Since that decision I have spent the last 4 days give or take aching, sweating, sniffling, sweating, convincing myself the worst is over before descending back into coughing, spluttering, night insomnia followed by day hibernation. Mental note, listen to my body next time.
By Day 3 of this process I decided to re-introduce some very gentle yoga movements to combat my flu and sedentary related neck, shoulder and general spinal stiffness. This brings me to the purpose of today’s blog. When you are feeling low on energy, be it from sickness, stress or overworking how do you go about maintaining a regular Surf Yoga practice that gives you energy rather than takes it away. Below I have listed some useful principles and tips:
1. Lay low on the strength work: Strength exercises require more exertion and energy on both a mental and physiological level. While feeling down focus your attention on gentle flexibility postures. When you feel your mojo return, reintroduce the strength.
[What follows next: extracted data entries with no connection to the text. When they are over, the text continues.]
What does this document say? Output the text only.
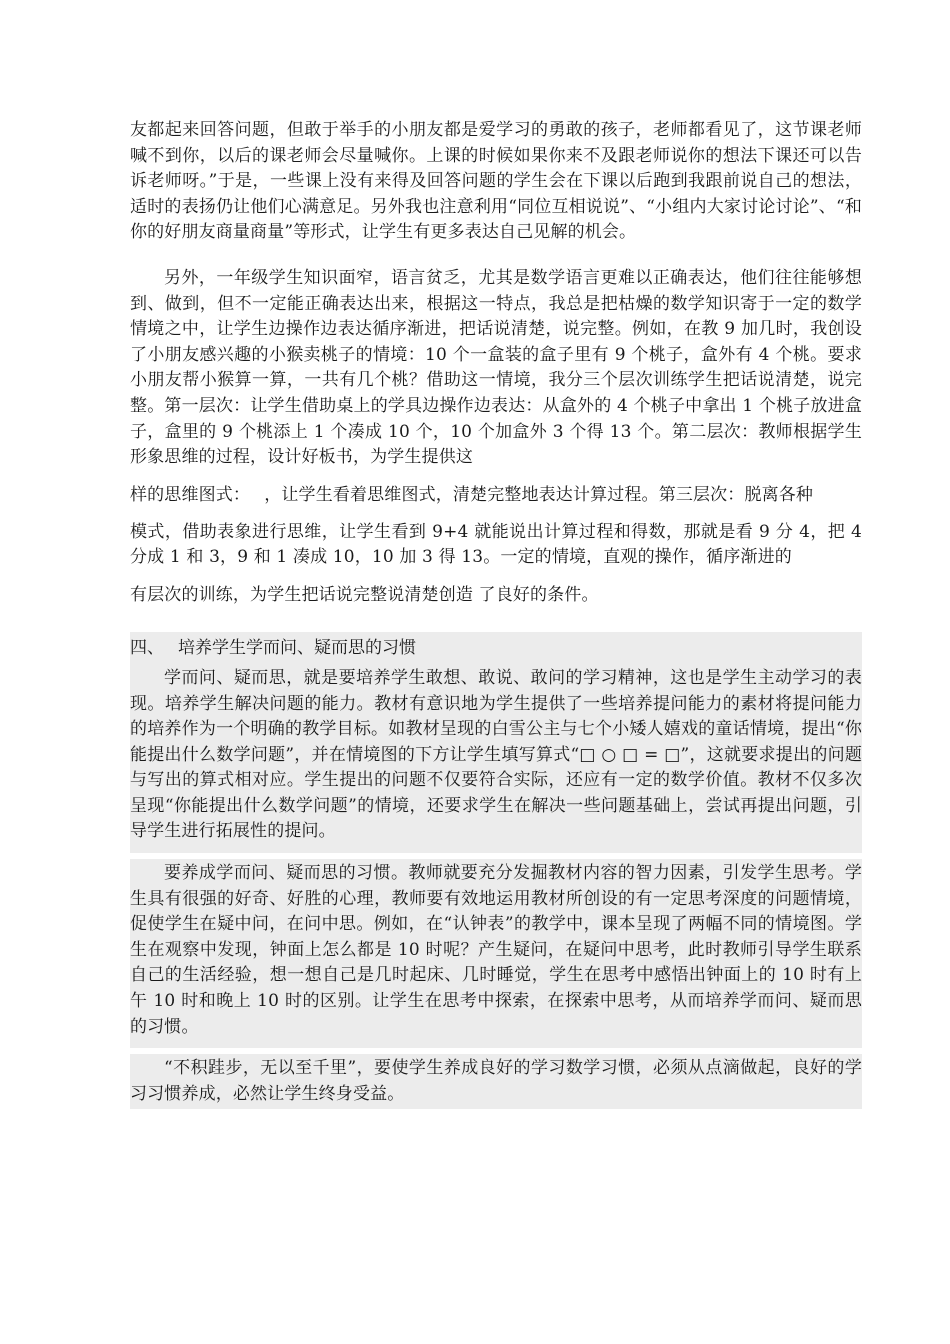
友都起来回答问题，但敢于举手的小朋友都是爱学习的勇敢的孩子，老师都看见了，这节课老师喊不到你，以后的课老师会尽量喊你。上课的时候如果你来不及跟老师说你的想法下课还可以告诉老师呀。”于是，一些课上没有来得及回答问题的学生会在下课以后跑到我跟前说自己的想法，适时的表扬仍让他们心满意足。另外我也注意利用“同位互相说说”、“小组内大家讨论讨论”、“和你的好朋友商量商量”等形式，让学生有更多表达自己见解的机会。

另外，一年级学生知识面窄，语言贫乏，尤其是数学语言更难以正确表达，他们往往能够想到、做到，但不一定能正确表达出来，根据这一特点，我总是把枯燥的数学知识寄于一定的数学情境之中，让学生边操作边表达循序渐进，把话说清楚，说完整。例如，在教 9 加几时，我创设了小朋友感兴趣的小猴卖桃子的情境：10 个一盒装的盒子里有 9 个桃子，盒外有 4 个桃。要求小朋友帮小猴算一算，一共有几个桃？借助这一情境，我分三个层次训练学生把话说清楚，说完整。第一层次：让学生借助桌上的学具边操作边表达：从盒外的 4 个桃子中拿出 1 个桃子放进盒子，盒里的 9 个桃添上 1 个凑成 10 个，10 个加盒外 3 个得 13 个。第二层次：教师根据学生形象思维的过程，设计好板书，为学生提供这
样的思维图式：　 ，让学生看着思维图式，清楚完整地表达计算过程。第三层次：脱离各种
模式，借助表象进行思维，让学生看到 9+4 就能说出计算过程和得数，那就是看 9 分 4，把 4 分成 1 和 3，9 和 1 凑成 10，10 加 3 得 13。一定的情境，直观的操作，循序渐进的
有层次的训练，为学生把话说完整说清楚创造 了良好的条件。
四、 培养学生学而问、疑而思的习惯

学而问、疑而思，就是要培养学生敢想、敢说、敢问的学习精神，这也是学生主动学习的表现。培养学生解决问题的能力。教材有意识地为学生提供了一些培养提问能力的素材将提问能力的培养作为一个明确的教学目标。如教材呈现的白雪公主与七个小矮人嬉戏的童话情境，提出“你能提出什么数学问题”，并在情境图的下方让学生填写算式“□ ○ □ = □”，这就要求提出的问题与写出的算式相对应。学生提出的问题不仅要符合实际，还应有一定的数学价值。教材不仅多次呈现“你能提出什么数学问题”的情境，还要求学生在解决一些问题基础上，尝试再提出问题，引导学生进行拓展性的提问。

要养成学而问、疑而思的习惯。教师就要充分发掘教材内容的智力因素，引发学生思考。学生具有很强的好奇、好胜的心理，教师要有效地运用教材所创设的有一定思考深度的问题情境，促使学生在疑中问，在问中思。例如，在“认钟表”的教学中，课本呈现了两幅不同的情境图。学生在观察中发现，钟面上怎么都是 10 时呢？产生疑问，在疑问中思考，此时教师引导学生联系自己的生活经验，想一想自己是几时起床、几时睡觉，学生在思考中感悟出钟面上的 10 时有上午 10 时和晚上 10 时的区别。让学生在思考中探索，在探索中思考，从而培养学而问、疑而思的习惯。

“不积跬步，无以至千里”，要使学生养成良好的学习数学习惯，必须从点滴做起，良好的学习习惯养成，必然让学生终身受益。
2. Open the neck, shoulders, middle back, ribs and lower back regions.
3. Extended lying and sitting will tighten the thigh/psoas region, therefore include a posture/stretch that keeps this part of the body free and easy.
4. The Cerebrospinal Fluid (CSF) can become restricted when feeling unwell or flat, leading to increased neural or nerve-based tension. Slow flowing movements that open the chest or heart space and arch and round the spine maintain movement of the CSF, thus reducing spinal aches and pains.
After applying these principles the past 2 days I can honestly say that when I hit the water today for a paddle, although my energy was still a little low, my body had no residual tension.
I look forward to seeing you on the mat, or in the water!